Paul Kroes, business insights chief, North America, for Thermo King during a webinar on Tuesday said, “The truck driver shortage is driving the current climate.”


Compared to a year ago, the trucking industry has about 80,000 less available truck drivers, he said. The federal stimulus expanded unemployment insurance and “couched” many drivers who realized they could earn more than being out on the road by staying home, he said.


Due to failed drug test results, most of which were from marijuana use, the CDL Drug & Alcohol Clearinghouse suspended 40,000 drivers, around one quarter of the driving force, from January to September. If a hair follicle testing regulation is issued by the Department of Health and Human Services, Kroes expects that five to 10 times as many truck drivers will become ineligible for jobs.


In addition, due to closures, the industry has seen a 40 percent decline in CDL preparation, about 20 percent of truck schools are still closed, and the rest graduate less students because of social distancing.


Kroes showed a graph comparing the equipment utilization rates for carriers, which usually hover at 90%, to available truck drivers during the webinar. The chart revealed at the end of the third quarter that “there are not nearly enough truck drivers to do the job,” he said, and “the lack of truck drivers will be the driving force for the foreseeable future.”


A record migration from fleet payrolls to owner-operators to chase prospects for higher pay in the spot market is another contributing factor to truck driver shortages. FTR review of new motor carrier registrations reveal a rise in the third quarter of nearly 10,000, which is an all-time high.


In 2017 and 2018, Kroes credited the Trump tax cuts for “bumping up” the freight cycle. Market dynamics were mitigated and 2020 was expected to be a year of rebalancing of supply and demand. Economists have expected a market reversal of 10 to 30 percent going into 2020, he said. COVID-19 made things worse, at least for a brief time, but due to the hoarding of consumer products, freight volumes spiked in April.
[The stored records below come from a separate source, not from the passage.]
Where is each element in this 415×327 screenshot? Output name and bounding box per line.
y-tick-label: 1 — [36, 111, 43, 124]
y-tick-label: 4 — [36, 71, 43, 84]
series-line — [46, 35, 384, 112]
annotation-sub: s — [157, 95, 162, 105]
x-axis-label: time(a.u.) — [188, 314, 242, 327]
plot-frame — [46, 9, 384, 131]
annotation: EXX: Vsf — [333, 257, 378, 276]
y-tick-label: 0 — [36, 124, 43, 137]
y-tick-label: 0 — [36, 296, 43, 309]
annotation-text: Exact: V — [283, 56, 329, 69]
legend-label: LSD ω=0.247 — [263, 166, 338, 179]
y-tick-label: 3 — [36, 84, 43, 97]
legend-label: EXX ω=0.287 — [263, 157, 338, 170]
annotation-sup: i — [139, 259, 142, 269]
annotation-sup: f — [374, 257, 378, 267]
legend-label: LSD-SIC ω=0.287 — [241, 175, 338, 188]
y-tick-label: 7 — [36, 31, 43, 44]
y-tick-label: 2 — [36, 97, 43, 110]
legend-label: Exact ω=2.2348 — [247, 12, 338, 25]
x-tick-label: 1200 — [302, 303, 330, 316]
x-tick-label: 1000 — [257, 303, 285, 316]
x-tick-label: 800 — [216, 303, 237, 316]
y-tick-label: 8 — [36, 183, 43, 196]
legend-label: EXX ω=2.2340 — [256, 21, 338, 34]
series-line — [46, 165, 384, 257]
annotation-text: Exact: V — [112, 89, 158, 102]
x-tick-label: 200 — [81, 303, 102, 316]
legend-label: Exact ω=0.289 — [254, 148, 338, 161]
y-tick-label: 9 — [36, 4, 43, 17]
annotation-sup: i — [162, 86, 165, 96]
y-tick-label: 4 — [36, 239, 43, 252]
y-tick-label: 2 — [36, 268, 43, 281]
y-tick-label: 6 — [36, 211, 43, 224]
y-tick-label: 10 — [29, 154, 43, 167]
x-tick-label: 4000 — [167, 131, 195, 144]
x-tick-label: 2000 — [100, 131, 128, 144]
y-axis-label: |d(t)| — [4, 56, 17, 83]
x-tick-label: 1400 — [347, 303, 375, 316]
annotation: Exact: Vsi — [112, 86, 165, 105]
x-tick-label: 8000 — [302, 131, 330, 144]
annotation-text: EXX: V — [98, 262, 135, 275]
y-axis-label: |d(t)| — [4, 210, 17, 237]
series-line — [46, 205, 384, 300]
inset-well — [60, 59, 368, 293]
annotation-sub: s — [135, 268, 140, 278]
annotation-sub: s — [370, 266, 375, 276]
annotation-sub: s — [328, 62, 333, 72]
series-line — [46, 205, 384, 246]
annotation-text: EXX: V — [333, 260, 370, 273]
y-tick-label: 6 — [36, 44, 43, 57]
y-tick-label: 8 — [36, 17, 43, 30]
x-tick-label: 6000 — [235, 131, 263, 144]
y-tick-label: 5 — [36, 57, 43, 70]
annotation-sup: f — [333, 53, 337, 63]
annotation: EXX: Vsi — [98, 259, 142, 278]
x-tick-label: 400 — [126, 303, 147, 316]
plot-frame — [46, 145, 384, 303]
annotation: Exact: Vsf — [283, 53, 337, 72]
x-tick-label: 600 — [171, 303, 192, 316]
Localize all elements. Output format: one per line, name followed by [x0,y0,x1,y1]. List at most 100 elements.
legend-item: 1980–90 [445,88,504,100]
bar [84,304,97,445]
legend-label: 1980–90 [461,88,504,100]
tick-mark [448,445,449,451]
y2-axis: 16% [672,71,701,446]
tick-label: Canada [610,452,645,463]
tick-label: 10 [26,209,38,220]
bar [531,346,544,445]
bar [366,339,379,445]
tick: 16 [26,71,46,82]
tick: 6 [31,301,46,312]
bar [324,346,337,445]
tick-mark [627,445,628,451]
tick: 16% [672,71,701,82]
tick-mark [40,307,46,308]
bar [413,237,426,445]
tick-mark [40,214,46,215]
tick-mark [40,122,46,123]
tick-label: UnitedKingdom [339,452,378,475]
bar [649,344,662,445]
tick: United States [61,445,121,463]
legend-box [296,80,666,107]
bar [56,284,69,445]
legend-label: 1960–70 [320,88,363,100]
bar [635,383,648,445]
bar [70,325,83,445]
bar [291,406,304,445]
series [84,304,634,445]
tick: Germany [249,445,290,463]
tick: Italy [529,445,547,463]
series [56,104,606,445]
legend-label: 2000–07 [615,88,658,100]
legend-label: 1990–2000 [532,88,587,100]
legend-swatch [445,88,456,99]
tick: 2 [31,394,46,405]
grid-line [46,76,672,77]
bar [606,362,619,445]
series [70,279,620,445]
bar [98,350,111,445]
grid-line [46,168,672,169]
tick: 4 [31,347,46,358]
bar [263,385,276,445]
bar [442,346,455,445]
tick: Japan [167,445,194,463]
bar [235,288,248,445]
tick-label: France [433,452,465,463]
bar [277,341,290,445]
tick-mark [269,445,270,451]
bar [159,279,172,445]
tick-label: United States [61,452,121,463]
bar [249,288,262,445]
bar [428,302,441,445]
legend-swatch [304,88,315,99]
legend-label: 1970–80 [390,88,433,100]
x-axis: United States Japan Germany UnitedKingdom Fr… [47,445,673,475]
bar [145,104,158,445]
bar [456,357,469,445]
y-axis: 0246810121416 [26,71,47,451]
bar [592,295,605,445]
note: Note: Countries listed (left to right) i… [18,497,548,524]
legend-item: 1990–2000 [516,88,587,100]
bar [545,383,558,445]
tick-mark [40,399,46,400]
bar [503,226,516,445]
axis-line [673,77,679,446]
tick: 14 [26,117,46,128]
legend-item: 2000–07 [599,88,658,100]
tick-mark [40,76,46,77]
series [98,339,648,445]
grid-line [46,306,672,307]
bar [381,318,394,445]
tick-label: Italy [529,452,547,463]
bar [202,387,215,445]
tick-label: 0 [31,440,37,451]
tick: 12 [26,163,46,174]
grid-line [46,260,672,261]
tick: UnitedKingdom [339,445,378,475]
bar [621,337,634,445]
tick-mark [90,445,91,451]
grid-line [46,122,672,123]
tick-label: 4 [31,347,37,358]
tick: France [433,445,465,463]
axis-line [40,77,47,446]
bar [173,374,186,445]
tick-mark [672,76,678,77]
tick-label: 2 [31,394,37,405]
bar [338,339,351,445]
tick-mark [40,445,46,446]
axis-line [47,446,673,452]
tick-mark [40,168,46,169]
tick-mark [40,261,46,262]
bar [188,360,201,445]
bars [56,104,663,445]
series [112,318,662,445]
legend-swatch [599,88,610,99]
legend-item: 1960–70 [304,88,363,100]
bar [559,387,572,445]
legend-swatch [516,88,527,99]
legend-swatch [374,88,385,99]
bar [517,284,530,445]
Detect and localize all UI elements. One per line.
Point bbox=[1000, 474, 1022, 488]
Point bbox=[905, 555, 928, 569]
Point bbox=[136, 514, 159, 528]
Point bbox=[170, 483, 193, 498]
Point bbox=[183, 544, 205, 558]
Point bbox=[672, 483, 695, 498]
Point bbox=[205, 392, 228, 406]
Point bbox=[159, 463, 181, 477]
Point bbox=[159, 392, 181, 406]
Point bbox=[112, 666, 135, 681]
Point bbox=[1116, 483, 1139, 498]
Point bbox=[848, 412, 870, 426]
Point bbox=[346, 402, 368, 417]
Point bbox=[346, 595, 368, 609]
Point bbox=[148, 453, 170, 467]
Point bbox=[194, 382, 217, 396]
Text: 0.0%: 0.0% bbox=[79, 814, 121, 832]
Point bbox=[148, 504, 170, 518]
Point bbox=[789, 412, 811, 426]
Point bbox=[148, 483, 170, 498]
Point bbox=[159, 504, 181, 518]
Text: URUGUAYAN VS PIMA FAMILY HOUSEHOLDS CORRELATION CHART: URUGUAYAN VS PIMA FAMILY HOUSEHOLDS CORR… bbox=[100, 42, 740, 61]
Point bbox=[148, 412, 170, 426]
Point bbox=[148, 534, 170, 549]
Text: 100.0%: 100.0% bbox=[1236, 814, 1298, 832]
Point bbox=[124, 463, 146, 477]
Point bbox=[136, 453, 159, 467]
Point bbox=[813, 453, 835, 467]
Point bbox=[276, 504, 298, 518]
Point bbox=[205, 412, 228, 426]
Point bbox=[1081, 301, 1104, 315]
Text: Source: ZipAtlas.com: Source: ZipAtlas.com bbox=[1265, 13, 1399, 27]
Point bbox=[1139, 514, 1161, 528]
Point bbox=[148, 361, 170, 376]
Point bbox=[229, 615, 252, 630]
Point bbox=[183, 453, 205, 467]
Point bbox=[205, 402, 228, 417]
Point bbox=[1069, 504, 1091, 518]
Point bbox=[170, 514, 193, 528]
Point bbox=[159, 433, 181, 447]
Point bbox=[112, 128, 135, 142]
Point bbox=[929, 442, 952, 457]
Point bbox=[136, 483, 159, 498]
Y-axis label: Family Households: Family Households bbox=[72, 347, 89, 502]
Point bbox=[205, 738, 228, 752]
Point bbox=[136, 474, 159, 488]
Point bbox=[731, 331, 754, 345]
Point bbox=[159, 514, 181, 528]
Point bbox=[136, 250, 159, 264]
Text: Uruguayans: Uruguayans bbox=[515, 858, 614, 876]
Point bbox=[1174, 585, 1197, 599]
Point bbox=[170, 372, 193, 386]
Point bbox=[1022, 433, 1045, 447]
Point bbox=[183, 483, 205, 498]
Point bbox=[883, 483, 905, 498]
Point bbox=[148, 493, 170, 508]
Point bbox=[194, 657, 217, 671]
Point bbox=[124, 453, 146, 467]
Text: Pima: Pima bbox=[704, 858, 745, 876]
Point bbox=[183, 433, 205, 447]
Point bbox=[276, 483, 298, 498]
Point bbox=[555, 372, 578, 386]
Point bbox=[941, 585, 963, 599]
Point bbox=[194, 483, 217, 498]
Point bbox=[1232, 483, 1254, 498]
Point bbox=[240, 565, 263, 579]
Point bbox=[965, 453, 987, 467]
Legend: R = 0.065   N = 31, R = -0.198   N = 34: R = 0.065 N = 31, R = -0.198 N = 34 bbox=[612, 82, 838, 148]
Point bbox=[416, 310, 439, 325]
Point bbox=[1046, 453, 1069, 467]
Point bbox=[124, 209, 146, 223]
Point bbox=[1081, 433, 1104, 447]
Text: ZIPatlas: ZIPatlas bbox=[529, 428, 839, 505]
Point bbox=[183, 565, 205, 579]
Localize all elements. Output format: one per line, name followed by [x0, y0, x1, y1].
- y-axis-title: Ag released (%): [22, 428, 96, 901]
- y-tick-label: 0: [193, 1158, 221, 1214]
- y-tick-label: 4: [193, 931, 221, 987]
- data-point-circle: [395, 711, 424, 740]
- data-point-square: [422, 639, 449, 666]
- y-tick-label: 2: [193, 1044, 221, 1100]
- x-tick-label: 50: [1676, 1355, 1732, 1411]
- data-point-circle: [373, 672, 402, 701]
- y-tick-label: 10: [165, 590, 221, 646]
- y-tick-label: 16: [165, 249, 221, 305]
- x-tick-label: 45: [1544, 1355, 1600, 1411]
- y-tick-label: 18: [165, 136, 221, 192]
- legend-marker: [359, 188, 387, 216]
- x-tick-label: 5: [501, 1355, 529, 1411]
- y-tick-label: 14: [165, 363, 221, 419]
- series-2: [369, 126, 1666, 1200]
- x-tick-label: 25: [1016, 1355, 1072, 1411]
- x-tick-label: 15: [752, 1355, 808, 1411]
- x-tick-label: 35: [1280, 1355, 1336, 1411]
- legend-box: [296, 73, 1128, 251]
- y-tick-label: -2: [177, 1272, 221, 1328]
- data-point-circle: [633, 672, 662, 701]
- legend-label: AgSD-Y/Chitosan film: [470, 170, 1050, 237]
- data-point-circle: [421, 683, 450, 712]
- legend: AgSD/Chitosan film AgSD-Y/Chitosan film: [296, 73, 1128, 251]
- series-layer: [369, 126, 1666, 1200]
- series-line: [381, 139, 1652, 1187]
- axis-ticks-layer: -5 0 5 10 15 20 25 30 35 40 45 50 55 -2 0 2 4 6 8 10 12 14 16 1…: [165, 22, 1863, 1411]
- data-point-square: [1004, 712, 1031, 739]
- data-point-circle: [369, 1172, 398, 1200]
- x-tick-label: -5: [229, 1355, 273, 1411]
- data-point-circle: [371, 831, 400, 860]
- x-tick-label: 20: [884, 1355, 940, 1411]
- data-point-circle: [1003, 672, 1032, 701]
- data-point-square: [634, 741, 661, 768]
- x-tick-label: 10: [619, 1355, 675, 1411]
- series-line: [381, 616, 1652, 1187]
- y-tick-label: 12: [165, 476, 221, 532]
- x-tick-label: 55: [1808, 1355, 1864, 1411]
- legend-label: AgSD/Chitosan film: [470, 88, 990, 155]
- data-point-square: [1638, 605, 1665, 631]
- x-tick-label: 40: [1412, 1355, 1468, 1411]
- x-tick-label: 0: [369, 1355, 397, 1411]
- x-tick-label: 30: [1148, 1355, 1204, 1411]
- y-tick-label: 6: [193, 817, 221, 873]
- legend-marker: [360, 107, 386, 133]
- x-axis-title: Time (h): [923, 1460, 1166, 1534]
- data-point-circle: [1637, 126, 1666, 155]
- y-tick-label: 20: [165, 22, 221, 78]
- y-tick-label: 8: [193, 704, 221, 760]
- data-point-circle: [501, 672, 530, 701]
Demand fell just as rapidly, but then recovered in the third quarter as inventories were replenished by supply chains. According to the US Census Bureau sales to inventory levels are now smaller than at any point in the last five years.


During the third quarter, publicly traded carriers showed record price (rates) to earnings ratios. Due to the possibility of tight capacity remaining through 2021, carriers have been ordering equipment. A record sum of 50,000 units was hit by trailer orders.


All signs point to a favorable outlook for freight volumes and higher contract and spot prices for the next two years. For large fleets to continue to expand, Kroes predicted industry consolidation will increase. The delivery of the COVID-19 vaccine in 2021 will decide if the economic recovery will continue to be even stronger, he said.